The temple is the focus of today’s Gospel.  Whereas the Synoptic Gospels place Jesus’ cleansing of the temple immediately after his Palm Sunday entrance into Jerusalem, John places the event early in his Gospel, following Jesus’ first sign at Cana. While the synoptics recount only one climactic journey to Jerusalem, the Jesus of John’s Gospel makes several trips to the holy city.

Pilgrims to the temple were expected to make a donation for the upkeep and expenses of the edifice.  Because Roman currency was considered “unclean,” Jewish visitors had to change their money into Jewish currency in order to make their temple gift. Money-changers, whose tables lined the outer courts of the temple, charged exorbitant fees for their service.

Visiting worshippers who wished to have a sacrifice offered on the temple altar would sometimes have to pay 15 to 20 times the market rate for animals purchased inside the temple.  Vendors could count on the cooperation of the official temple “inspectors” who, as a matter of course, would reject as “unclean” or “imperfect” animals brought in from outside the temple.

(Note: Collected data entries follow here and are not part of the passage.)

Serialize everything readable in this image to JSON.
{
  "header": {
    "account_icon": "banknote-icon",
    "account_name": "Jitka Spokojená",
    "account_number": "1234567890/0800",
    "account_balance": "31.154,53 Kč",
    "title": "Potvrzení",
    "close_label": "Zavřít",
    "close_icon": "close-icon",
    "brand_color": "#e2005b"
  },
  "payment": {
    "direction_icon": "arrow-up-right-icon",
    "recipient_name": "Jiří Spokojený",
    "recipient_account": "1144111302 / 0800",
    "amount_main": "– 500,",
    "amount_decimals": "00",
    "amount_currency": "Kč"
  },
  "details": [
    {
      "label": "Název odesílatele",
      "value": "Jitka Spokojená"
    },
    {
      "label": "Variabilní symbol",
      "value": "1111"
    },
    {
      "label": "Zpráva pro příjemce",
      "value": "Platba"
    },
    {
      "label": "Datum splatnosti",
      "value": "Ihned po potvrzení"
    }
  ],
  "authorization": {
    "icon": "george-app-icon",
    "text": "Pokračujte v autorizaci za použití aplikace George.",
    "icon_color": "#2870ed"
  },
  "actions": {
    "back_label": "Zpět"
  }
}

Jesus’ angry toppling of the vendors’ booths and tables is a condemnation of the injustice and exploitation of the faithful in the name of God. So empty and meaningless has their worship become that God will establish a new “temple” in the resurrected body of the Christ.

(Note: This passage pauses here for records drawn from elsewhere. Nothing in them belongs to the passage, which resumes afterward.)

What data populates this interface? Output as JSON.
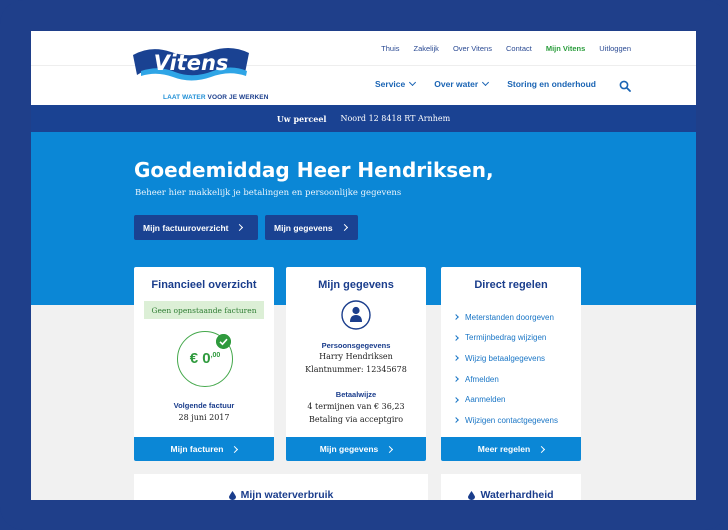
{
  "header": {
    "logo_text": "Vitens",
    "tagline_a": "LAAT WATER ",
    "tagline_b": "VOOR JE WERKEN",
    "utility_nav": [
      "Thuis",
      "Zakelijk",
      "Over Vitens",
      "Contact",
      "Mijn Vitens",
      "Uitloggen"
    ],
    "main_nav": {
      "service": "Service",
      "over_water": "Over water",
      "storing": "Storing en onderhoud"
    }
  },
  "parcel": {
    "label": "Uw perceel",
    "address": "Noord 12 8418 RT Arnhem"
  },
  "hero": {
    "greeting": "Goedemiddag Heer Hendriksen,",
    "subtitle": "Beheer hier makkelijk je betalingen en persoonlijke gegevens",
    "btn_invoices": "Mijn factuuroverzicht",
    "btn_details": "Mijn gegevens"
  },
  "financial": {
    "title": "Financieel overzicht",
    "badge": "Geen openstaande facturen",
    "amount_main": "€ 0",
    "amount_cents": ",00",
    "next_label": "Volgende factuur",
    "next_date": "28 juni 2017",
    "footer": "Mijn facturen"
  },
  "details": {
    "title": "Mijn gegevens",
    "personal_label": "Persoonsgegevens",
    "name": "Harry Hendriksen",
    "customer_number": "Klantnummer: 12345678",
    "payment_label": "Betaalwijze",
    "payment_terms": "4 termijnen van € 36,23",
    "payment_method": "Betaling via acceptgiro",
    "footer": "Mijn gegevens"
  },
  "direct": {
    "title": "Direct regelen",
    "links": [
      "Meterstanden doorgeven",
      "Termijnbedrag wijzigen",
      "Wijzig betaalgegevens",
      "Afmelden",
      "Aanmelden",
      "Wijzigen contactgegevens"
    ],
    "footer": "Meer regelen"
  },
  "lower": {
    "usage_title": "Mijn waterverbruik",
    "hardness_title": "Waterhardheid"
  },
  "colors": {
    "brand_blue": "#0b87d6",
    "navy": "#1a4292",
    "active_green": "#2a9d3c"
  }
}
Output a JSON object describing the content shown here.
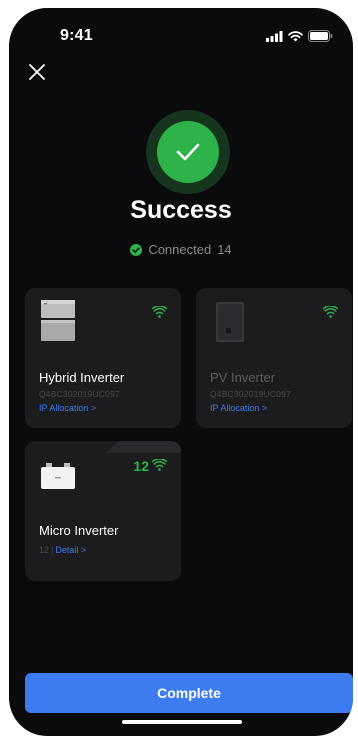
{
  "status_bar": {
    "time": "9:41"
  },
  "header": {
    "title": "Success",
    "connected_label": "Connected",
    "connected_count": "14"
  },
  "devices": [
    {
      "name": "Hybrid Inverter",
      "serial": "Q4BC302019UC097",
      "link": "IP Allocation >"
    },
    {
      "name": "PV Inverter",
      "serial": "Q4BC302019UC097",
      "link": "IP Allocation >"
    },
    {
      "name": "Micro Inverter",
      "count": "12",
      "link": "Detail >"
    }
  ],
  "footer": {
    "complete_label": "Complete"
  },
  "colors": {
    "background": "#0b0b0d",
    "card": "#1c1c1f",
    "success_green": "#2db34a",
    "accent_blue": "#3d7cf0"
  }
}
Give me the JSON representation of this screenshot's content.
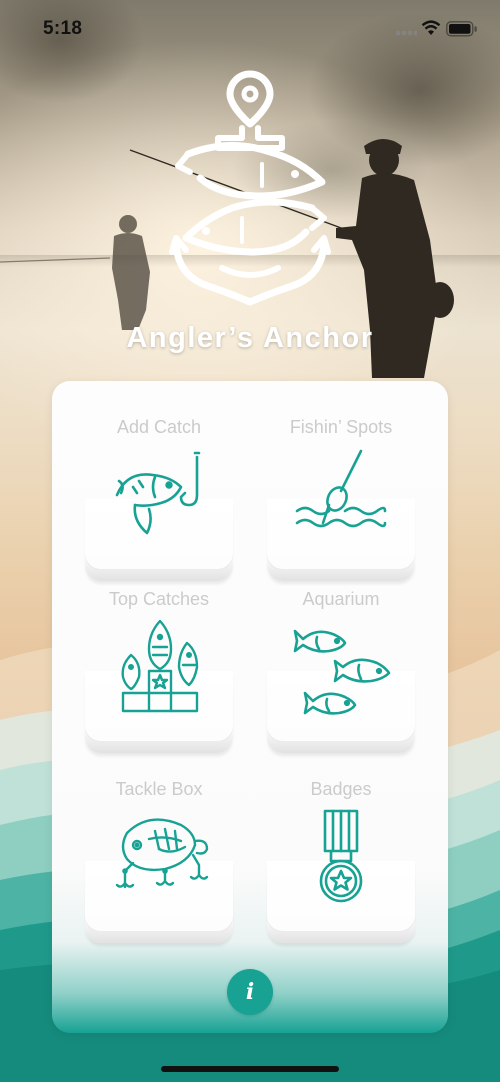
{
  "status_bar": {
    "time": "5:18"
  },
  "app": {
    "title": "Angler’s Anchor",
    "logo_icon": "anchor-fish-logo-icon"
  },
  "menu": [
    {
      "label": "Add Catch",
      "icon": "fish-hook-icon"
    },
    {
      "label": "Fishin’ Spots",
      "icon": "bobber-icon"
    },
    {
      "label": "Top Catches",
      "icon": "podium-icon"
    },
    {
      "label": "Aquarium",
      "icon": "fish-school-icon"
    },
    {
      "label": "Tackle Box",
      "icon": "lure-icon"
    },
    {
      "label": "Badges",
      "icon": "medal-icon"
    }
  ],
  "info_button": {
    "label": "i",
    "icon": "info-icon"
  },
  "colors": {
    "accent": "#17a294",
    "tile_label": "#cbcbcb",
    "title": "#ffffff"
  }
}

Of course, the leaders and people do not appreciate the deeper meaning of Jesus’ words, nor did the people who witnessed his miracles understand the true nature of his Messianic mission.  John’s closing observations in this reading, point to the fact that the full meaning of many of Jesus’ words and acts were understood only later, in the light of his resurrection.

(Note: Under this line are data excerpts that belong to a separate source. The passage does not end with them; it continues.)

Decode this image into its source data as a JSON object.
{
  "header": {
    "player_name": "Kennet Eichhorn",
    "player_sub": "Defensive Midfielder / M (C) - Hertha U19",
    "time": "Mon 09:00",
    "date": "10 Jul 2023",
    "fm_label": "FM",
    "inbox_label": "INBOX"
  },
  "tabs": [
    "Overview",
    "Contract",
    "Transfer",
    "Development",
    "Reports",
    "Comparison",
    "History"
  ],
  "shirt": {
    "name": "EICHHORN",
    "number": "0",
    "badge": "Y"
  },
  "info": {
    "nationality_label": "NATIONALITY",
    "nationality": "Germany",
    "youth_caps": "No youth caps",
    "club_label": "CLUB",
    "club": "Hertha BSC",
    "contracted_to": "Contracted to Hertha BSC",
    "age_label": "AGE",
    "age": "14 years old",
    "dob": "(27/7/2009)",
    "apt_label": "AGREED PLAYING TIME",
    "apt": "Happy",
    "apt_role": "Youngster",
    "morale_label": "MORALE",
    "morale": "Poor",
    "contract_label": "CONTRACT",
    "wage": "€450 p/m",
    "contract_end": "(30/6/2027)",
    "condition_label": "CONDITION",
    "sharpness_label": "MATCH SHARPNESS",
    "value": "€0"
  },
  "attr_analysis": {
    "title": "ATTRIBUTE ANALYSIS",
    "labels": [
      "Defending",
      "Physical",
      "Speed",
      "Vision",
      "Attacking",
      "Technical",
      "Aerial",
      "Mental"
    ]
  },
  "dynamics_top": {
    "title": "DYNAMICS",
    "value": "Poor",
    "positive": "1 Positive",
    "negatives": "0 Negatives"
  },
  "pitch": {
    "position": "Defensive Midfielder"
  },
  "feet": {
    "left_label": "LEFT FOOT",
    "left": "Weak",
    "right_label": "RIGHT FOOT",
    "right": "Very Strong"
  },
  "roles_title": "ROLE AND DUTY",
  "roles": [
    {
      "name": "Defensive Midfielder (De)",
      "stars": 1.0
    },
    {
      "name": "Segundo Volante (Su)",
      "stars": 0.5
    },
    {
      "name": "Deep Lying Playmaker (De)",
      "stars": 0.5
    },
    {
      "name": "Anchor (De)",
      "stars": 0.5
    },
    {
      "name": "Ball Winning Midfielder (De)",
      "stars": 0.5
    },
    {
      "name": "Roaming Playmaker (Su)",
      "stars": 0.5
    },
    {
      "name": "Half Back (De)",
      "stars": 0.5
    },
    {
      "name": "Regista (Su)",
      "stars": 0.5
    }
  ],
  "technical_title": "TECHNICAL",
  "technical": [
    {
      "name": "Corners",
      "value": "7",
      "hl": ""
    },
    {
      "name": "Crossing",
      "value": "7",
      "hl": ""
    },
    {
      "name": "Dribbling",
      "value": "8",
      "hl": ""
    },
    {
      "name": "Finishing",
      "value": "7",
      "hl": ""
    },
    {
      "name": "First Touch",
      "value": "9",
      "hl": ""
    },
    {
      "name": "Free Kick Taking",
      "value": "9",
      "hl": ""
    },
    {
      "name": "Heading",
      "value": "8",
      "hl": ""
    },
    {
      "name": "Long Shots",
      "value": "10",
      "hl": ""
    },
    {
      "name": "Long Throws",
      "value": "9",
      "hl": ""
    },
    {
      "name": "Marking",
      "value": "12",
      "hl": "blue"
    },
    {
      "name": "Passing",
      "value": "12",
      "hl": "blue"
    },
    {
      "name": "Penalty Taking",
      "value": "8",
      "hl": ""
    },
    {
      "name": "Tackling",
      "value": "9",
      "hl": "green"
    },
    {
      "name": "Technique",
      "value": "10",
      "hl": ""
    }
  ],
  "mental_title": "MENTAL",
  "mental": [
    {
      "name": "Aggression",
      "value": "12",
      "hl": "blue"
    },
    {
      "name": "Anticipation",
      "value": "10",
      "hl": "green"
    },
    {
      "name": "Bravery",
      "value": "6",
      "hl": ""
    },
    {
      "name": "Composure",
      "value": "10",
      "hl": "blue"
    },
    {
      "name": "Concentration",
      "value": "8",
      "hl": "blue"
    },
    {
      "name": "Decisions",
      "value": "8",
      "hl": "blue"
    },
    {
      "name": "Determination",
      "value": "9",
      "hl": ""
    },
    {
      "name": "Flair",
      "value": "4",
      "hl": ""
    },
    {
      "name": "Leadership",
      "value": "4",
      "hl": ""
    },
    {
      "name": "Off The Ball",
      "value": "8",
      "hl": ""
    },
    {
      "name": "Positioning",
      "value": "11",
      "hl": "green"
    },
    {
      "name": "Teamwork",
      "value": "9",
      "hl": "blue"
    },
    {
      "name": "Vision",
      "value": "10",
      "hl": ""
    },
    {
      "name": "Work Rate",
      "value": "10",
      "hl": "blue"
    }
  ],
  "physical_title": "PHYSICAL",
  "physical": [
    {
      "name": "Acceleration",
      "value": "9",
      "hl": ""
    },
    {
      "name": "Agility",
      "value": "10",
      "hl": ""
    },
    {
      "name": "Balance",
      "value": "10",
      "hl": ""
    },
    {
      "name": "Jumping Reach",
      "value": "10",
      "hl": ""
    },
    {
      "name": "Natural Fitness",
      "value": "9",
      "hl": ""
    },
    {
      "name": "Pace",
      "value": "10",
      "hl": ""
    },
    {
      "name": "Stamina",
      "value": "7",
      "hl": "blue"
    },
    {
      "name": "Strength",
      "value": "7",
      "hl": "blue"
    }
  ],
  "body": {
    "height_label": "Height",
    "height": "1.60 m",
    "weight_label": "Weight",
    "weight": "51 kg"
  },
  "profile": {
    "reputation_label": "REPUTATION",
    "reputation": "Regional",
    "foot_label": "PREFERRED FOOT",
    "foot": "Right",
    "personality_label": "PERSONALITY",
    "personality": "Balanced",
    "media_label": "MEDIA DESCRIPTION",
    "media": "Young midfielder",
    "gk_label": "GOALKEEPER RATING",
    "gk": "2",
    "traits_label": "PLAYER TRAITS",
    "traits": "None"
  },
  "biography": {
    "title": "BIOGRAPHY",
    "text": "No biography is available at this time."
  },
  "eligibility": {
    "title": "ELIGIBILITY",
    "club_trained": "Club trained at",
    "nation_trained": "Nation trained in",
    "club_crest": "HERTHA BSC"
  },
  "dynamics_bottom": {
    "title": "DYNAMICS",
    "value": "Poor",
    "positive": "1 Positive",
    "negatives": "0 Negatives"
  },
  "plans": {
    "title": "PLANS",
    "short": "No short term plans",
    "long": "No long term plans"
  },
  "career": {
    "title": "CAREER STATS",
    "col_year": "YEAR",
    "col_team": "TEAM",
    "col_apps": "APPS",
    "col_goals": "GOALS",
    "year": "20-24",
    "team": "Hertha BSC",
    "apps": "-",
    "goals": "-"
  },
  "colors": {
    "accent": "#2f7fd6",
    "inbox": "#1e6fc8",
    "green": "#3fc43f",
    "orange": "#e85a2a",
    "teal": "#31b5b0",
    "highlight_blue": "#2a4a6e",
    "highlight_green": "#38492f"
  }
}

In the temple precincts of our lives are “money changers” and connivers -- fear, ambition, addictions, selfishness, prejudice -- that distort the meaning of our lives and debase our relationships with God and with one another.
The action of Jesus in the Temple challenges our understanding of his character, our business ethics and our religious practices. He was not kind and gentle that day. He offended people by threatening their income, social status, and religious practices. He risked his life because a righteous anger burned within his soul.
The issues were too important. He could not accept a religion that oppressed people. He would not tolerate a faith that took advantage of others or one that excluded others. With the crack of a whip, he drove the money changers from the temple. 
Lent is a time to invite the “anger” Jesus of today’s Gospel into our lives to drive out those things that make our lives less than what God created them to be. To raise one’s voice against injustice, to stand up before the powerful on behalf of the weak, to demand accountability of those who exploit and abuse others for their own gain is to imitate the “holy” anger of Christ.